Fears about artificial intelligence were among the major drivers of the actors’ and writers’ strikes last year. Both unions won concessions on AI from the studios in their new contracts, but the tech is quickly advancing.
Enter Sora – OpenAI’s new text-to-video program. With a few word prompts, it can create one-minute videos showing full scenes, motions, and characters. After seeing Sora’s capabilities, filmmaker Tyler Perry canceled an $800 million studio expansion.
Sora is in its beta stages, and OpenAI has said it’s ensuring that no theft of intellectual property is happening, reports Ryan Faughnder, LA Times senior editor covering the entertainment business.
So far, Sora can create simple scenes, and non-human renderings appear more realistic than human ones. “It looks pretty good. The human stuff is a little bit more iffy, as you would expect, but this is early days, and people recognize that this could set off a bomb.”
Filmmaker Paul Trillo says he’s been tracking AI use in animation for years, and was floored by Sora.
“It was a little unsettling. I have to say, even someone that is comfortable using some of these tools in my work, it had a quality that I think was edging out of the uncanny valley. And I think that's what took everyone by surprise — that we were already here at the stage.”
What’s changed now, as Trillo understands it, is that Sora uses something called coherence to create images. That means generating the concept of the shot — first frame, middle frames, and last frame — all at once. Thus, faces don’t morph and the background is consistent.
“It's creating these spacetime objects so that these things exist in a four-dimensional space, and not just a two-dimensional space.”
AI in Hollywood
During the 2023 Hollywood strikes, unions negotiated contracts with some consideration over AI use. Do those agreements square up with the technology currently rolling out? Faughnder says new technologies often outpace legal or legislative efforts drafted in response.
“You end up with legal frameworks that end up putting together the pieces after the fact. What happened last year was so interesting because all of this AI stuff really blew up as soon as the Writers Guild was getting into negotiations,” Faughnder says. “What seemed like a side issue at the beginning of the labor negotiations turned into this big thing that seemed like it was almost a centerpiece of the controversies.”
Who would be affected by AI use? Not headline actors like Tom Cruise, Faughnder says, but below-the-line workers: “It's the technicians and the people who are coloring artists. … Things that could potentially be automated by this technology, visual effects.
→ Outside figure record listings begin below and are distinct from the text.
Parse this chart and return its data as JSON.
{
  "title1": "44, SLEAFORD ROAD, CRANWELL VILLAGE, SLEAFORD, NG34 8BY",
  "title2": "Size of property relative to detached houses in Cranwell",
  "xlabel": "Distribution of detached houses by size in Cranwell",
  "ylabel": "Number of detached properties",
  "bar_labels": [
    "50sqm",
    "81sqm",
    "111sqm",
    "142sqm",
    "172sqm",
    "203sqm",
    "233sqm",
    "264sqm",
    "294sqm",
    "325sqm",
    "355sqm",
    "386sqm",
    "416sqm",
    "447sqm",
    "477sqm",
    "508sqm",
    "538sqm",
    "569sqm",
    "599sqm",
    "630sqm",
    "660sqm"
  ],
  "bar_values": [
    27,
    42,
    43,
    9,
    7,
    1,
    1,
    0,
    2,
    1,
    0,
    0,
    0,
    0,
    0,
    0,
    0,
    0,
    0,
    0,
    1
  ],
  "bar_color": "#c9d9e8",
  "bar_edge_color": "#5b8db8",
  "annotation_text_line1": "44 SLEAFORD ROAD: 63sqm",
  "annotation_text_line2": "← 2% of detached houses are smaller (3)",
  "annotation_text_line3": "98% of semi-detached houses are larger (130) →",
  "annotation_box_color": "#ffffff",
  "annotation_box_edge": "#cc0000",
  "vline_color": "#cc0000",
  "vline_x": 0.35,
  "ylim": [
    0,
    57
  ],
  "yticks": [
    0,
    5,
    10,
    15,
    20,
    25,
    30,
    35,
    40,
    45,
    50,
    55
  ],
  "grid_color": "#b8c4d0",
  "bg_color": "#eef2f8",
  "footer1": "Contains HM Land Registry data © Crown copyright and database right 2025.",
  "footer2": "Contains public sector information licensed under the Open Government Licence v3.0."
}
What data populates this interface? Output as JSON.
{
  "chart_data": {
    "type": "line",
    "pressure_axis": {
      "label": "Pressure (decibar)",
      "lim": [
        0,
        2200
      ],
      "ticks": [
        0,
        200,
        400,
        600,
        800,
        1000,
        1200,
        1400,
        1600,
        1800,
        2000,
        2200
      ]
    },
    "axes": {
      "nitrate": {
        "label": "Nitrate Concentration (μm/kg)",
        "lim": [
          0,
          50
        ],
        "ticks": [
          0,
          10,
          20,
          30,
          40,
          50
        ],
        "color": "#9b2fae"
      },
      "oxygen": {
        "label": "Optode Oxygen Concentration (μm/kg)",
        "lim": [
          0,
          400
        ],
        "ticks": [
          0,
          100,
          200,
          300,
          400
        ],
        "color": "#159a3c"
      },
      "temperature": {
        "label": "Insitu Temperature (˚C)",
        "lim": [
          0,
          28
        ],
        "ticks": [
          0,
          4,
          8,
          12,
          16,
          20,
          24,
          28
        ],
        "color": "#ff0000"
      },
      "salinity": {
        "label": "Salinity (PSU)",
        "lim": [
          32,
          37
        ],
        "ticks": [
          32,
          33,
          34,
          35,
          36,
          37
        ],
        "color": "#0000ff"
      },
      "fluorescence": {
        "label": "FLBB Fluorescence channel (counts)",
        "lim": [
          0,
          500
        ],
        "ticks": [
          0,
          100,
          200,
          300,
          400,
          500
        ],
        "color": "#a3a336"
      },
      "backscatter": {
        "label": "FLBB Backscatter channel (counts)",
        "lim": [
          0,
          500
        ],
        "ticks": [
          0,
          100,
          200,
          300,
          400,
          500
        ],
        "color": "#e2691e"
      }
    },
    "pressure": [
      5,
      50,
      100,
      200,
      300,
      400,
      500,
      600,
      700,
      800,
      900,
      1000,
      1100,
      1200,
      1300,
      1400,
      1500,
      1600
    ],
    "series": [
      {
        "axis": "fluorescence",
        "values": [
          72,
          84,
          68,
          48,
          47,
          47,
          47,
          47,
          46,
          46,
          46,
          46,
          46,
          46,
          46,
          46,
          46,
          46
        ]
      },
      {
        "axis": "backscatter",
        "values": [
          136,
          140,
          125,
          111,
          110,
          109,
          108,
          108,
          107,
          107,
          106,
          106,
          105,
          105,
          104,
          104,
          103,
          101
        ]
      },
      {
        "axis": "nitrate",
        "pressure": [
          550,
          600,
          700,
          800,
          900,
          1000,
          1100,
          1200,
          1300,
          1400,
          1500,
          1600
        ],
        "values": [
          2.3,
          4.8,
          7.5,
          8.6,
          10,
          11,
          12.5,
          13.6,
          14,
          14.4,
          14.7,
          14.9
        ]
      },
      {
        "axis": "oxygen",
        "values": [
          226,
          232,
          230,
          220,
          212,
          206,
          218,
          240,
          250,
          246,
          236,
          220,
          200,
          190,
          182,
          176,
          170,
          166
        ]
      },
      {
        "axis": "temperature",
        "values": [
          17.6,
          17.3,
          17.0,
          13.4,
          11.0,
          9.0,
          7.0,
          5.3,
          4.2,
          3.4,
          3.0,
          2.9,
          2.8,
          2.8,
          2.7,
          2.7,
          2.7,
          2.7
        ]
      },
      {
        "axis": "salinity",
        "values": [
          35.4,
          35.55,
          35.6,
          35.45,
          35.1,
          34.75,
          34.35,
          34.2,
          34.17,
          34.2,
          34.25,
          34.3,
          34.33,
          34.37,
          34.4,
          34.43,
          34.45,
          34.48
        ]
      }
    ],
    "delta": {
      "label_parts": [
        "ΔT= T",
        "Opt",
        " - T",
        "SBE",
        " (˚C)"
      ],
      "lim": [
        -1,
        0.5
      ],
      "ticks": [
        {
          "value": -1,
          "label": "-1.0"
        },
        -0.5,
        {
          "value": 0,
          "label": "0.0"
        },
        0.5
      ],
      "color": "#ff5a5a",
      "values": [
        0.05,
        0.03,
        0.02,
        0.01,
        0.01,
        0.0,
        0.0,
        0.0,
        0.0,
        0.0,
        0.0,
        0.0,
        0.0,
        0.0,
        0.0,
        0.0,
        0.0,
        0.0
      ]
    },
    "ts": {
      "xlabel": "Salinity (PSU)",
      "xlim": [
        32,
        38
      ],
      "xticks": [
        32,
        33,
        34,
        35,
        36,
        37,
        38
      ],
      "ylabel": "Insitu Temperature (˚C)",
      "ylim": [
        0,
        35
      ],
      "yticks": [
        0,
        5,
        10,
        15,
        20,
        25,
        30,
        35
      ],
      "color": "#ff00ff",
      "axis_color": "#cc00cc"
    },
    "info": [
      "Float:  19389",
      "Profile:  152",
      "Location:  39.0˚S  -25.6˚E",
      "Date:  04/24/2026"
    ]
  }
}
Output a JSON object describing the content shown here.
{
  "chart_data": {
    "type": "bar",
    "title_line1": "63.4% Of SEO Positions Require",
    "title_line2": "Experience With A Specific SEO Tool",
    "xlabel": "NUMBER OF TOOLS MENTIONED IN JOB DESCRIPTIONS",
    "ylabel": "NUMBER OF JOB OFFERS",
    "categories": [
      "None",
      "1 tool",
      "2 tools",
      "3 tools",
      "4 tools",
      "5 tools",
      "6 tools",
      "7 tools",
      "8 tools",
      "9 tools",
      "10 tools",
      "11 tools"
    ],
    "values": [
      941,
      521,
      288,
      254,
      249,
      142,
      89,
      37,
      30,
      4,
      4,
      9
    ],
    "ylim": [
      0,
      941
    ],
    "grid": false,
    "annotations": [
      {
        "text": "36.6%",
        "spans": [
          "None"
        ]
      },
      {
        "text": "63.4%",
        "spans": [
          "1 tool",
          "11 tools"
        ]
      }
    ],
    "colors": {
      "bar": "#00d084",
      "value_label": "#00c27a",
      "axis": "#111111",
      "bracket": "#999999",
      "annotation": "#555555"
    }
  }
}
That's all stuff that studios really, really care about and spend a lot of money to produce and a lot of time, and anything that can make that process go faster, they're going to have to take seriously because of the incentives in the marketplace.”
As a filmmaker, Trillo says he’s used special effects for projects in the past. That includes a recent shoot at the Louvre, where he didn’t have the budget for a make-up artist.
“We didn't have the time to be at the Louvre for four hours to do the aging makeup. So it was in that specific use case, it was an effect we wouldn't have done had we not had access to AI. So the flip side, I think for independent filmmakers, is they can actually achieve effects and ideas and concepts that they wouldn't have attempted before.”
However, Trillo can see the realities where human workers, such as concept artists, lose work.
“Why would you hire a concept artist? That actually can be an expensive price in a pre-production phase, when the director can just immediately start typing text and getting an image. As someone that uses the tool, I think it's a sad loss. I love working with concept artists and storyboard artists because there's a lot of human experience that goes into that conversation to reach an idea.”